The same day that Holder arrived in Ferguson, St. Louis police fatally shot a mentally disabled Black man, Kajieme Powell, firing nine times. Powell’s death was captured on video and broadcast on the Internet. No police officers have been charged with this blatant and unjustifiable execution.
As early as last January, the Missouri State NAACP filed a civil rights complaint against the south St. Louis County Police Department for racially profiling hundreds of mainly Black people — especially in or around local stores — since 2010.
In an Aug. 12 St. Louis Post-Dispatch article, “Police stops in Ferguson: What are the numbers?” it was revealed that 86 percent of traffic stops by the police targeted Black people. Yet Black people make up less than two-thirds of the driving-age population in north St. Louis County.
The newly formed “Don’t Shoot Coalition,” comprised of local community groups and activists, demanded during a Sept. 3 press conference that St. Louis County Prosecuting Attorney Robert P. McCulloch be removed from leading the grand jury investigation into the Michael Brown case due to his history of pro-police bias. A number of McCullough’s family members, including his father, were or are currently police officers. The coalition is demanding that a special prosecutor replace McCullough, a move which Gov. Jay Nixon opposes. (handsupunited.org)
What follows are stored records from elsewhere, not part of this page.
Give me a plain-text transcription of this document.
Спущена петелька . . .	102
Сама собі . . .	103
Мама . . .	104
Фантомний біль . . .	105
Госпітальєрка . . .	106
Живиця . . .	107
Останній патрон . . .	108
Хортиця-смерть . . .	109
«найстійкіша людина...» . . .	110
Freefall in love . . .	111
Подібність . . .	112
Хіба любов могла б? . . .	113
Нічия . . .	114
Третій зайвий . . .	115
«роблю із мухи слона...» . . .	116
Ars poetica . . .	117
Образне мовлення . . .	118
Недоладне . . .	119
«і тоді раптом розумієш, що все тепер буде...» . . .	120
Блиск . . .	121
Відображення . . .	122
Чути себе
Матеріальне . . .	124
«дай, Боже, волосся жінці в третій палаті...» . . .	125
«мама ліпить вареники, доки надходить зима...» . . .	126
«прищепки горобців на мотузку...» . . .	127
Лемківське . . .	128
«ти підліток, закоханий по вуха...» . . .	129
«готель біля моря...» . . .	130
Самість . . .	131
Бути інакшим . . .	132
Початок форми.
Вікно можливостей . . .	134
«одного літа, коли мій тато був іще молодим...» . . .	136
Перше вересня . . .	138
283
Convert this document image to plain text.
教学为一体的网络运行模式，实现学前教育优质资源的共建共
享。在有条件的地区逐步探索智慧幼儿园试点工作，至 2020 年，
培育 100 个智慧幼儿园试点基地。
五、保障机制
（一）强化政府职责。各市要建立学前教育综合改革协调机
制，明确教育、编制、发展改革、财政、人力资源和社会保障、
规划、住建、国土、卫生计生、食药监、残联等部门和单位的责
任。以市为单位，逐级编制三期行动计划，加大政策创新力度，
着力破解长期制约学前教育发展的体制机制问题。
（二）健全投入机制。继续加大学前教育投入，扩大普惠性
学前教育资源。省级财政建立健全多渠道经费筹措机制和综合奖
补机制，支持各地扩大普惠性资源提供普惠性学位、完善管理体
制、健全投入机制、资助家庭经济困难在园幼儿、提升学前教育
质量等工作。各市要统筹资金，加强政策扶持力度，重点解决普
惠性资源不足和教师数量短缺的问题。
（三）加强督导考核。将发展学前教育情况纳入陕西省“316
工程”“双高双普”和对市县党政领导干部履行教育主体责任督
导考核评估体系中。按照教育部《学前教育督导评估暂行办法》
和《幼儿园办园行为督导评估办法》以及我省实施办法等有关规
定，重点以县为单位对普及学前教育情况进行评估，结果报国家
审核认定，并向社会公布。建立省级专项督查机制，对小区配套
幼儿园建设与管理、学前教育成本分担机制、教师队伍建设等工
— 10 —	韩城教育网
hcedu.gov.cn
If it had not been for the heroic and justified youth uprising in Ferguson, Michael Brown would have become just another statistic like so many other Black and Brown youth who are treated as less than human by the repressive state. This rebellion forced the Justice Department to investigate the fascistic-like practices of the St. Louis County police departments. Holder’s visit to Ferguson was the first time that a U.S. attorney general has visited an area following a rebellion there against the police.
The “Hands up! Don’t shoot!” and “We are all Michael Brown” slogans that still continue on a daily basis in Ferguson and elsewhere express this reality: Many Black youth are saying that any one of them could wind up like Mike Brown, shot by the police.
The demand for justice is far from over in Ferguson — and the 1% and their puppets in Washington, D.C., know it all too well. Their biggest fear is of one, two, three and many more Ferguson rebellions erupting throughout the country. They know that many cities, large and small, are sitting on top of a simmering powder keg known as police occupation, coupled with an intensified economic crisis of no jobs and growing mass incarceration.
The writer was part of a delegation that visited Ferguson from Aug. 21 through Aug. 25.